The U.S. Coast Guard’s waterway suitability report for the Long Island Broadwater facility is calling for increased security and firefighting enhancements. The liquefied natural gas terminal proposed for Long Island Sound, a joint venture between Shell and TransCanada Corp., is slated to start operations in late 2010. Once on-line, the facility could supply up to 1.25 billion cubic feet of natural gas per day. Project opponents remain dead set against using tax dollars to pay for emergency response for a private corporation.

The Broadwater project involves a floating storage regasification unit (FSRU) moored in Long Island Sound, about 11 miles off the coast of Connecticut and nine miles off of Long Island. Two or three LNG vessels could call at the facility weekly and the delivered gas would be sent ashore via undersea pipelines. The Federal Energy Regulatory Commission (FERC) still has to issue its draft Environmental Impact Statement that includes the Coast Guard report. Following that, the Coast Guard captain of the port for Long Island Sound will issue a letter of recommendation for the project.
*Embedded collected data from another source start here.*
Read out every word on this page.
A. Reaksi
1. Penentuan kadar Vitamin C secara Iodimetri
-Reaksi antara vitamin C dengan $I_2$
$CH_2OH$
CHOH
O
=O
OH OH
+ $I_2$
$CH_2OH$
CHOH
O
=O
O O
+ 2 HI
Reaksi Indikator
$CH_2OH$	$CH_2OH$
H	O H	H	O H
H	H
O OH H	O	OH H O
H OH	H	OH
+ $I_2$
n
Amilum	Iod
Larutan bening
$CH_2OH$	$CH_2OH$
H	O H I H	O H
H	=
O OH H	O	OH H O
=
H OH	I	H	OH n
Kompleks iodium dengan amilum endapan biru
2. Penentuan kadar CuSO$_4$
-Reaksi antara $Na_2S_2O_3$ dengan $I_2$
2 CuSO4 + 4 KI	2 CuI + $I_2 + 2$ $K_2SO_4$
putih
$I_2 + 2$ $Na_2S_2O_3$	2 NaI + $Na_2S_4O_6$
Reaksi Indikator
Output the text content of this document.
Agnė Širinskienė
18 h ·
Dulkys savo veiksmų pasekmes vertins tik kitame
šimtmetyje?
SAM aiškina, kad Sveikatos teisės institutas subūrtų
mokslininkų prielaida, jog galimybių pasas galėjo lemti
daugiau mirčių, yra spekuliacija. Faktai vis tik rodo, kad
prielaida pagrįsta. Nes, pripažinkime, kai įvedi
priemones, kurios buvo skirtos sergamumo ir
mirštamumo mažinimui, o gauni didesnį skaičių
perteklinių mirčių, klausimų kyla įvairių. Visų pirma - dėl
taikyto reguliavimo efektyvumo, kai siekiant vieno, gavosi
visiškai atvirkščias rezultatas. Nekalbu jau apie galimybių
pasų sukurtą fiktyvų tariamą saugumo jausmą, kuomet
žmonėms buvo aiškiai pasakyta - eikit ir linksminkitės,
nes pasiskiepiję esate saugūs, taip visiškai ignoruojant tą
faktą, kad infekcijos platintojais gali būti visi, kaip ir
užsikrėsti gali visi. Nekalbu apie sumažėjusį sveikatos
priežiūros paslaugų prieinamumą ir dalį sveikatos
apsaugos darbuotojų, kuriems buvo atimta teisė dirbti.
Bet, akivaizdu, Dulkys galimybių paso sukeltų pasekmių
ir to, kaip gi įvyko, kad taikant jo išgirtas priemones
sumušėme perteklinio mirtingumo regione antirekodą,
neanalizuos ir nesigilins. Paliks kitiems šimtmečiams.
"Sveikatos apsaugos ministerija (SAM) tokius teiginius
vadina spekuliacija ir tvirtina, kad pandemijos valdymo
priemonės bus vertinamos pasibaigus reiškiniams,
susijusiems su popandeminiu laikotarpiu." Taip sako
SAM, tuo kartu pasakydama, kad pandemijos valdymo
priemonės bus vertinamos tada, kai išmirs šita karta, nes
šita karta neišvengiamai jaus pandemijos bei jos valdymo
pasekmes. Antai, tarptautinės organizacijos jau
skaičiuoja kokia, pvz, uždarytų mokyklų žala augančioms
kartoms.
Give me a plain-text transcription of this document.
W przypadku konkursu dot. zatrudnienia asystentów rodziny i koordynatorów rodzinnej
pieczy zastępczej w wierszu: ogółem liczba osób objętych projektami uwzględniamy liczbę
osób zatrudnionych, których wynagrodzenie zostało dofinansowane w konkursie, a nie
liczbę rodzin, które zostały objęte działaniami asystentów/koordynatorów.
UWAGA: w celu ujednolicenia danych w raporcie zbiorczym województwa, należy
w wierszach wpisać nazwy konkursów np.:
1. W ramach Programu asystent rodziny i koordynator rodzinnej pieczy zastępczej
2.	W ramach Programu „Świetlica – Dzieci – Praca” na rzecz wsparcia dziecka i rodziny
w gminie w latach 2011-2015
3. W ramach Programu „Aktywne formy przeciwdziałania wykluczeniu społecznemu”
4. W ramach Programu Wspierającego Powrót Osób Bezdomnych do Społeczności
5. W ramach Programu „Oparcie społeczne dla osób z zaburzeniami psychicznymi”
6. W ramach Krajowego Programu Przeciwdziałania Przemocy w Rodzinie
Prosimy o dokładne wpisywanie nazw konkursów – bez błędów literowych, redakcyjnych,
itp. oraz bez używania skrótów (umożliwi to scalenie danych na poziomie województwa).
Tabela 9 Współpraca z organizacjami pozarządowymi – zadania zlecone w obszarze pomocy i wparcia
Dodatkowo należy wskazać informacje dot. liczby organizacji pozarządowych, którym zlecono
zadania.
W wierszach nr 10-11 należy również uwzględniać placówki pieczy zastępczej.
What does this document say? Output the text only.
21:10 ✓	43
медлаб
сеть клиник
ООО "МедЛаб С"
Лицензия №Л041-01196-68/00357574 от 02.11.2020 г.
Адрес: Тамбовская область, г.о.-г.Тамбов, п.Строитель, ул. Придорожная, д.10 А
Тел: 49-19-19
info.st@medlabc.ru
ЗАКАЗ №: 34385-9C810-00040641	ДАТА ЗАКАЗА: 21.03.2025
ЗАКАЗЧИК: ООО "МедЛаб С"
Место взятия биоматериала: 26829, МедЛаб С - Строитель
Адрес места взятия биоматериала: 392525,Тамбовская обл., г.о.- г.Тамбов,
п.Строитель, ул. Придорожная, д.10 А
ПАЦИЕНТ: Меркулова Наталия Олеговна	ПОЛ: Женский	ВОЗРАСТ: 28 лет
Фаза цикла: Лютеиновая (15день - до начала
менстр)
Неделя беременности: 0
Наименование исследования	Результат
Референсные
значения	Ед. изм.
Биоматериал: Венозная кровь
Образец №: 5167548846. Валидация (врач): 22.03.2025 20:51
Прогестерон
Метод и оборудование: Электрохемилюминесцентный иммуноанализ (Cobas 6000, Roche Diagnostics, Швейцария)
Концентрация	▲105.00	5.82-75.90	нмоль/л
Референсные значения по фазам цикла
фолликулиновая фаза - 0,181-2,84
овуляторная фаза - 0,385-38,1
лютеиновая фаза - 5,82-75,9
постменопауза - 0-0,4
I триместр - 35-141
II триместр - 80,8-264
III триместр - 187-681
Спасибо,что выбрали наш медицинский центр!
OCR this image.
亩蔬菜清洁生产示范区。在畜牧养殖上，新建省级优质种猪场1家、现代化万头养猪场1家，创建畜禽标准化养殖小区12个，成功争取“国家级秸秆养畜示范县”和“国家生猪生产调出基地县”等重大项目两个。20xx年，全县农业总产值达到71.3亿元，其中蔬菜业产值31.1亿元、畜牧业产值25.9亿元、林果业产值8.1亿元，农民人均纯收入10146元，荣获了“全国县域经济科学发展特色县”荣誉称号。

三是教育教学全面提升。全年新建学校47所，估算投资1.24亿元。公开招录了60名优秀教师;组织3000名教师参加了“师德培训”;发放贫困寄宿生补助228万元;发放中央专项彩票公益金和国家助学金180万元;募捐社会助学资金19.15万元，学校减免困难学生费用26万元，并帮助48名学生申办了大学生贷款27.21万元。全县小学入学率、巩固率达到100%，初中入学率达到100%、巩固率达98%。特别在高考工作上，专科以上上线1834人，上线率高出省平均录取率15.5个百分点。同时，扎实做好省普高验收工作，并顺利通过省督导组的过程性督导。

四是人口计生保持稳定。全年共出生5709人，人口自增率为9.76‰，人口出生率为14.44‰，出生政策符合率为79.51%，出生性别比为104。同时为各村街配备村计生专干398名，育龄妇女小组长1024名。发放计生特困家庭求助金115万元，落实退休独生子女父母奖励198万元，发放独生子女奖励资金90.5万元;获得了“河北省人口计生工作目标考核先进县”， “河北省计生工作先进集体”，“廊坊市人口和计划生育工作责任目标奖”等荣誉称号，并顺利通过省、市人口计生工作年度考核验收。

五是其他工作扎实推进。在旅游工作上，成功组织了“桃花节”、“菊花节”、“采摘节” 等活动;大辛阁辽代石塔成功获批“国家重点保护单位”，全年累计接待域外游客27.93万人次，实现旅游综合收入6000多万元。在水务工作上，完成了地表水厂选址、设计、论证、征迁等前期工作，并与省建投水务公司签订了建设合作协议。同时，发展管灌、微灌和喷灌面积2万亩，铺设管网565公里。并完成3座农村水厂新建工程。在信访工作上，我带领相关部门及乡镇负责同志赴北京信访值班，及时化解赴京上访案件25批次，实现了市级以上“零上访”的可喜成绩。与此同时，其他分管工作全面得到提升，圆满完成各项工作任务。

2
The Coast Guard report has served to ignite a renewed round of opposition to the controversial project. High profile opponents who have embraced the anti-Broadwater cause include several regional Democratic candidates for Congressional elections in November. Connecticut state attorney general Richard Blumenthal has also come out against the terminal. IN response, Broadwater officials have said that they’re already committed to paying the bills necessary to ensure the specialized firefighting equipment needed for the project.

Elsewhere, McMoran's $1 billion LNG terminal got a major boost by a federal initial finding that the project would have no significant environmental impact. A final decision on their Main Pass Energy Hub is expected early in 2007. Additionally, McMoran’s decision to change the gas reheating process after LA Governor Kathleen Blanco’s veto in May is expected to end possible objections from the governors of Louisiana, Mississippi and Alabama. The company will use natural gas instead of seawater to warm the liquefied gas. The change to the more expensive process was necessary in the face of growing opposition from Blanco and environmental activists.